Ce lexique joue sur la bataille politique. Si les solutions sont vraiment sur la table, ‘d’où vient la mauvaise volonté des gouvernements, de l’Europe, de la BCE ?’. Cela conduit aux manifs-des jeunes pour le climat qui, en ignorant les ‘gilets jaunes’ ou d’autres secteurs de la société, perçoivent l’urgence climatique mais peuvent déboucher sur une recherche (positive) de modes de vie ‘sobres’, un désarroi face au constat d’impuissance, à une idéologie de la décroissance, ou à extinction-rébellion (même mécanisme que le gauchisme post 1968). A l’autre bout du spectre, il y a les ‘sceptiques’ qui voient dans tout ça une bulle spéculative dont il faut attendre la fin ou les ‘résignés’ qui se disent qu’avec les réflexes ‘gilets jaunes’ le mieux à faire est d’attendre .Entre les deux il y a les ‘réalistes’ qui gèrent l’opinion, ont installé (en Europe surtout) l’écologie au cœur d’alliances à géométrie variable au risque d’un écart croissant entre annonces et réalité, et les ‘militants’ (EELV, partis de gauche, mouvements, associations) dont on a vu la percée aux municipales mais qui n’ont pas de débouché politique et travaillent sur des thématiques de terrain en faisant un lien souvent assez rhétorique avec les enjeux globaux. Cette configuration doit être changée, surtout dans un contexte post-COVID
JCH rappelle alors les données de base qui permettent de sortir de ce qu’il ressent sur comme un terrain miné de malentendus :
- La notion d’urgence face à la catastrophe climatique:
- le changement climatique est essentiellement un problème de stock accumulé et, à trente 30 ans tout est déjà joué (horizon 2050). On sera inéluctablement au-delà de 1°5 C qu’on fait encore parfois semblant de croire possible dans certains discours. Les efforts actuels les plus drastiques feront que décaler que de trois à cinq ans les températures de 2050. L’enjeu, c’est au-delà pour que ça ne dérape pas avant la fin du siècle vers des hausses de températures à +5° C . Il faut en fait lancer dès aujourd’hui des changements structurels (y compris de comportement) pour incurver les émissions fortement dans 20 ans. L’urgence est là et tout retard se paiera cher. En revanche, si les réductions d’émission à court terme ne sont pas négligeables, il ne faut pas se faire d’illusion sur leur impact sur le réchauffement. De ce point de vue, à court terme, beaucoup plus se joue sur les bifurcations que prennent les pays en voie de développement. Ils sont en train de construire les 2/3 de leurs infrastructures (partage route/rail/avion) et leurs couches moyennes peuvent accéder soit à l’US way of life soit à un style de consommation plus intelligent (cf la montée de l’obésité comme symptôme de ce qui se passe.

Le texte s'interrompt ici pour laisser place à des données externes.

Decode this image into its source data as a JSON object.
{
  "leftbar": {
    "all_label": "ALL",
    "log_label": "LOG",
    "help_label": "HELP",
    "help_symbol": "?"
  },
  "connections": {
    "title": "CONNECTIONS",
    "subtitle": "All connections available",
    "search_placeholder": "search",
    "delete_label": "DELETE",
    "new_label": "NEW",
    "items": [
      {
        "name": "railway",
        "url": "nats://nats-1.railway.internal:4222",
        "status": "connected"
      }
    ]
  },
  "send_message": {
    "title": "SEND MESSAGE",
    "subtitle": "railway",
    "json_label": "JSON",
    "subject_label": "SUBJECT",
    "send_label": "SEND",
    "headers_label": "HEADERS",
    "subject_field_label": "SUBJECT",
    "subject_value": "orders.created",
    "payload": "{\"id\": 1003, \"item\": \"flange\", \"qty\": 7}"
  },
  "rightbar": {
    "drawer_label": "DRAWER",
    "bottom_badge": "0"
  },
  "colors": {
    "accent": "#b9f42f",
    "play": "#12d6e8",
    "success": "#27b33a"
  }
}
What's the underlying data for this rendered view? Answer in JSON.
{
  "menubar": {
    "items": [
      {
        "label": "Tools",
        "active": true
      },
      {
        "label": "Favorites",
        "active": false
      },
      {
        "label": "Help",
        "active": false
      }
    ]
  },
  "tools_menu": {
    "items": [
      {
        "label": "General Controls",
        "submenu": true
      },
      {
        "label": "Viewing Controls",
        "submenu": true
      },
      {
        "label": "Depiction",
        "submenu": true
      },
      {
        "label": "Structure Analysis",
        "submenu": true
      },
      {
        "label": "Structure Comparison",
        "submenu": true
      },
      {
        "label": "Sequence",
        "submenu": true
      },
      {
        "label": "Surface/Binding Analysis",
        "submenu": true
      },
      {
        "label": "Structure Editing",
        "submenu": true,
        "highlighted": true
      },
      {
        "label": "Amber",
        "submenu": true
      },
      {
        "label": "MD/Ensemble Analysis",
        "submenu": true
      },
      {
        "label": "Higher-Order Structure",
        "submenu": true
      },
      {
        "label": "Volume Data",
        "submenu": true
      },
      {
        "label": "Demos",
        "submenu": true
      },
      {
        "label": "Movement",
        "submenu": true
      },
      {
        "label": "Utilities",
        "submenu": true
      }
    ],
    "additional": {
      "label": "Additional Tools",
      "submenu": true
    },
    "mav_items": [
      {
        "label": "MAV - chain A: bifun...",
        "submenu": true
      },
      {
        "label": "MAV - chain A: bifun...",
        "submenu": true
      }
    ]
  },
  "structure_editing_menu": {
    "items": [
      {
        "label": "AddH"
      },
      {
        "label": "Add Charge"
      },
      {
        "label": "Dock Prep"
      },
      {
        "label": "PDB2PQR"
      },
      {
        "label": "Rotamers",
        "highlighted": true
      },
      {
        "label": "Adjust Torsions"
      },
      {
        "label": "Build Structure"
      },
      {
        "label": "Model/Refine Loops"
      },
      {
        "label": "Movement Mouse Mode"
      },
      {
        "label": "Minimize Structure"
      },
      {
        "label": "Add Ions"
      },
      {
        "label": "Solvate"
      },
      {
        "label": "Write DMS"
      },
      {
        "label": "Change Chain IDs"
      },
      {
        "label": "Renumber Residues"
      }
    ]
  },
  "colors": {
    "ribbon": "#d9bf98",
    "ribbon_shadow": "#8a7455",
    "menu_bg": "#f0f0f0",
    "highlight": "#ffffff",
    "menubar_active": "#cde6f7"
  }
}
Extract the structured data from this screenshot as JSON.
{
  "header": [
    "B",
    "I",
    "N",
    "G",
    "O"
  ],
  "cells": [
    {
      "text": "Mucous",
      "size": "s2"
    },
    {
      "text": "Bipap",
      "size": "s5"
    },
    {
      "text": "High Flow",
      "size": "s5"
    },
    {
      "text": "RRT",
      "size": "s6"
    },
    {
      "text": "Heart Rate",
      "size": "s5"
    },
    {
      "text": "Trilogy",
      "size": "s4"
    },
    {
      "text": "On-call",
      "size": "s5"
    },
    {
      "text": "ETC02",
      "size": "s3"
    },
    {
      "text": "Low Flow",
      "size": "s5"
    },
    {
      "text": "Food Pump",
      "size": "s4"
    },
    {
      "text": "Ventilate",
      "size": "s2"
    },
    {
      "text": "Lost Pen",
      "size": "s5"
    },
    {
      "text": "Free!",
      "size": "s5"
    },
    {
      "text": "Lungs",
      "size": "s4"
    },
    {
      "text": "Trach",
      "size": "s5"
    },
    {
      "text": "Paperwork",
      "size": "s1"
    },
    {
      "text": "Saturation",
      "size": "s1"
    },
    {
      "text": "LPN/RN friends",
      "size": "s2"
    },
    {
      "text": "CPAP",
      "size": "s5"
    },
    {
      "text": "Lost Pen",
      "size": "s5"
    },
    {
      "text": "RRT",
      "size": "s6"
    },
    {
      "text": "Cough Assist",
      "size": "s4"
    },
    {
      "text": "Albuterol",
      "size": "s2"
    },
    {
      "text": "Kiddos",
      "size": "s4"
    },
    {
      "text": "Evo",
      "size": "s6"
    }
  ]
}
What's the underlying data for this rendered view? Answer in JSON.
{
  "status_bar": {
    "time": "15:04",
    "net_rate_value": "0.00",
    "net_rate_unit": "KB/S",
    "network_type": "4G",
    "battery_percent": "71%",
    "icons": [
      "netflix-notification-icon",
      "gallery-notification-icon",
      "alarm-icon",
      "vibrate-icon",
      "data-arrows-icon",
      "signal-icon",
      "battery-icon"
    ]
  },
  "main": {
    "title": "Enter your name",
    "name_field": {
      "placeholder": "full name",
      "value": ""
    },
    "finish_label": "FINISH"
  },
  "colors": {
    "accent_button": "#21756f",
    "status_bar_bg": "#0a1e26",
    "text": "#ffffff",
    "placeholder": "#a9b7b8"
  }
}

- Ce que ‘dix ans pour agir veut dire’: le ‘champs sémantique’ qui s’est imposé dans les médias, certaines forces militantes et les discours politiques sur l’urgence de l’action et qui conduit à un flot d’injonctions (souvent impuissantes) vient de l’interprétation erronée des graphes ci-dessous :
Ces graphes ont été faits ‘sur commande’, au grand regret des scientifiques (il n’y a que 4 équipes qui ont accepté d’y participer sur une communauté de 40 à 50 !!!), suite à un lobbying d’ONG (greenpeace utilisant les ‘small islands’ par exemple) qui a impressionné Hollande et débouché sur une ‘commande au Giec’. Ils ne disent ni :
- qu’il n’y a que dix ans pour éviter la catastrophe ! il n’y a pas « d’ effet Falaise », c’est à dire d’effondrement au-delà. Les différences d’impacts entre 1 °5 C et 2° C sont réelles mais absorbables. Par contre, il y a des points de bascule dans un monde à 4°C et plus. Avec des gens de bonne volonté, un monde à + 2 degrés est vivable si on s’y prépare par des politiques d’adaptation. Au-delà de 3°C on est dans l’inconnu. Le problème est qu’aucune autorité politique n’a le ‘bagage intellectuel’, la ‘capacité rhétorique’ d’expliquer que a) il importe de déclencher immédiatement une transition en matière d’énergie, de transport, d’habitat, de dynamiques urbaines et d’agriculture b) il est contreproductif de mettre des ‘cibles quantitatives’ à atteindre dans 20 ou 30 ans long terme parce que, si cela permet des ‘affichages’ un volonté d’agir, cela crée des faux espoirs, des frustrations puis des défiances et parfois des désespérances conduisant aux croyances catastrophistes lorsqu’on constate d’écart permanent entre affichage et réalité c) qu’en revanche il faut que les évolutions structurelles soient organisées et financées de telles façon qu’elles permettent de répondre mieux aux urgences telles que les vivent les gens et qui concernent l’emploi, la croissance de la pauvreté ou la qualité des services publics. Il faut, comme le dit le GIEC d’ailleurs, réunir les ‘enabling condictions’, mettre tout un chacun en capacité de se mobiliser sur des enjeux planétaires de LT parce qu’il se sent plus confiant sur son avenir proche
- ni que les solutions sont sur la table ! parmi les ‘enabling conditions’ listées par le GIEC, il y a le fait que les prix du carbone devrait être de 400 €/t dans tous les pays du monde, y compris le Bengla Desh, l’Inde ou la Guinée, et que si par hasard ce prix devrait être trop cher pour ces pays, les pays riches devraient procéder à d’immenses transferts compensatoires en direction des pays en développement. …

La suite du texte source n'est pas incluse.